NYT, GHEDDAFI AMMASSA TRUPPE A TRIPOLI - Migliaia di mercenari e fedelissimi armati stanno raggiungendo Tripoli nell'apparente tentativo del leader Muammar Gheddafi di assicurare la difesa della capitale libica. Lo scrive il New York Times. Il rais "ha richiamato" le forze speciali guidate dai figli, segmenti dell'esercito fedeli alla sua tribù e i loro alleati, mercenari africani addestrati in questi anni e che hanno probabilmente già combattuto in Sudan, spiega il quotidiano statunitense. La presenza di queste forze è visibile nella capitale, dicono i testimoni citati dal Nyt: "Sembra la Somalia", dozzine di posti di blocco sono stati istituiti sulle strade principali da mercenari e uomini in borghese. "Chiedono non solo i documenti, ma anche di dimostrare il proprio sostegno a Gheddafi, altrimenti sono problemi", ha raccontato un testimone.

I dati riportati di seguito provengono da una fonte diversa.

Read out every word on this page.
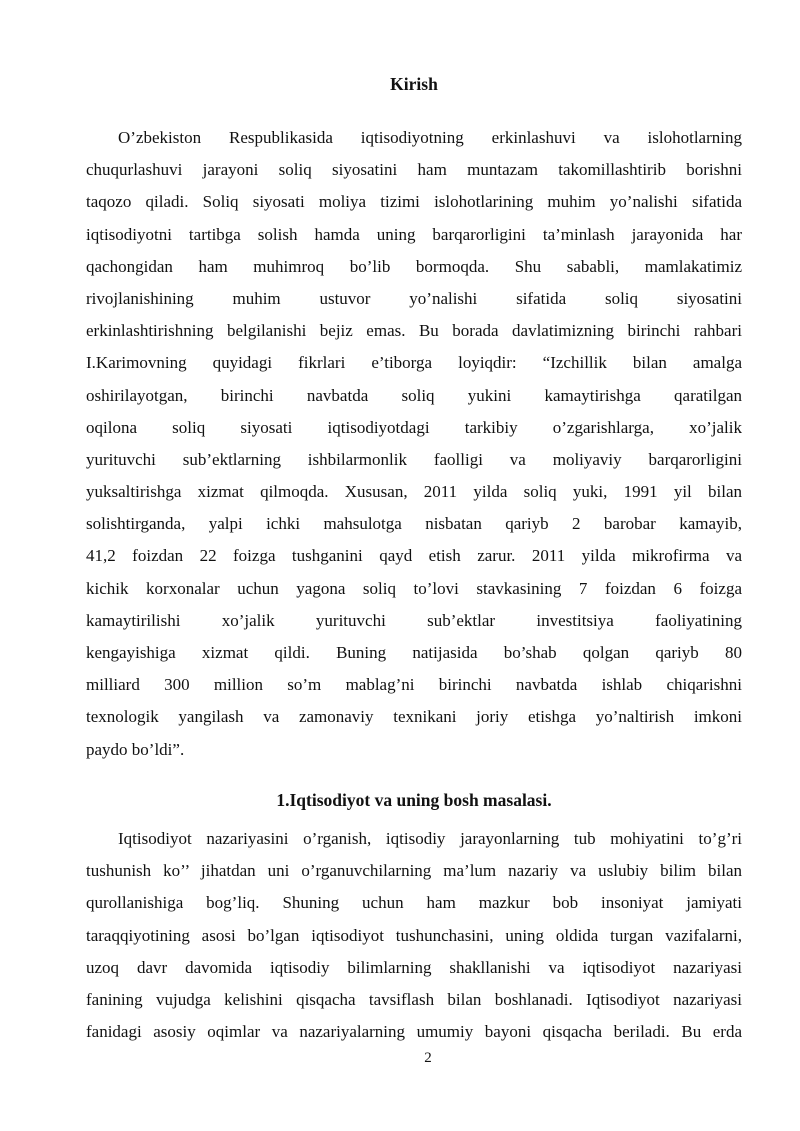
Kirish
O’zbekiston Respublikasida iqtisodiyotning erkinlashuvi va islohotlarning
chuqurlashuvi jarayoni soliq siyosatini ham muntazam takomillashtirib borishni
taqozo qiladi. Soliq siyosati moliya tizimi islohotlarining muhim yo’nalishi sifatida
iqtisodiyotni tartibga solish hamda uning barqarorligini ta’minlash jarayonida har
qachongidan ham muhimroq bo’lib bormoqda. Shu sababli, mamlakatimiz
rivojlanishining muhim ustuvor yo’nalishi sifatida soliq siyosatini
erkinlashtirishning belgilanishi bejiz emas. Bu borada davlatimizning birinchi rahbari
I.Karimovning quyidagi fikrlari e’tiborga loyiqdir: “Izchillik bilan amalga
oshirilayotgan, birinchi navbatda soliq yukini kamaytirishga qaratilgan
oqilona soliq siyosati iqtisodiyotdagi tarkibiy o’zgarishlarga, xo’jalik
yurituvchi sub’ektlarning ishbilarmonlik faolligi va moliyaviy barqarorligini
yuksaltirishga xizmat qilmoqda. Xususan, 2011 yilda soliq yuki, 1991 yil bilan
solishtirganda, yalpi ichki mahsulotga nisbatan qariyb 2 barobar kamayib,
41,2 foizdan 22 foizga tushganini qayd etish zarur. 2011 yilda mikrofirma va
kichik korxonalar uchun yagona soliq to’lovi stavkasining 7 foizdan 6 foizga
kamaytirilishi xo’jalik yurituvchi sub’ektlar investitsiya faoliyatining
kengayishiga xizmat qildi. Buning natijasida bo’shab qolgan qariyb 80
milliard 300 million so’m mablag’ni birinchi navbatda ishlab chiqarishni
texnologik yangilash va zamonaviy texnikani joriy etishga yo’naltirish imkoni
paydo bo’ldi”.
1.Iqtisodiyot va uning bosh masalasi.
Iqtisodiyot nazariyasini o’rganish, iqtisodiy jarayonlarning tub mohiyatini to’g’ri
tushunish ko’’ jihatdan uni o’rganuvchilarning ma’lum nazariy va uslubiy bilim bilan
qurollanishiga bog’liq. Shuning uchun ham mazkur bob insoniyat jamiyati
taraqqiyotining asosi bo’lgan iqtisodiyot tushunchasini, uning oldida turgan vazifalarni,
uzoq davr davomida iqtisodiy bilimlarning shakllanishi va iqtisodiyot nazariyasi
fanining vujudga kelishini qisqacha tavsiflash bilan boshlanadi. Iqtisodiyot nazariyasi
fanidagi asosiy oqimlar va nazariyalarning umumiy bayoni qisqacha beriladi. Bu erda
2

FONTI MEDICHE, MORTI IN COSTANTE AUMENTO  - "La cifra stimata finora dai diversi medici riguardo ai morti in Libia, a seguito delle repressioni del governo di Mummar Gheddafi, è tra i 7.000 e 10.000 morti, ma se il massacro continua si rischia di superare i 12.000 nelle prossime ore". A riferirlo all'ANSA è il presidente della Comunità del Mondo Arabo in Italia (Comai) Foad Aodi, che è in costante contatto, da Roma, con alcuni testimoni in Libia.



LA RUSSA, MISSIONE PACE NON PRESA IN CONSIDERAZIONE - Una missione di pace in Libia "al momento non è nemmeno presa in considerazione". Lo ha detto il ministro della Difesa, Ignazio La Russa, rispondendo alla Telefonata di Maurizio Belpietro, durante Mattino Cinque, su Canale 5. "Di questo - ha affermato la Russa, con riferimento ad una possibile missione di pace - non abbiamo mai neanche lontanamente parlato. Non credo che sarà ipotizzata perché non credo che siamo nelle condizioni in cui le missioni di pace siano mai state attuate. Però - ha aggiunto - se la situazione si evolvesse, tutto, naturalmente, si può modificare". Tuttavia, ha ribadito, "al momento non l'abbiamo mai presa in considerazione".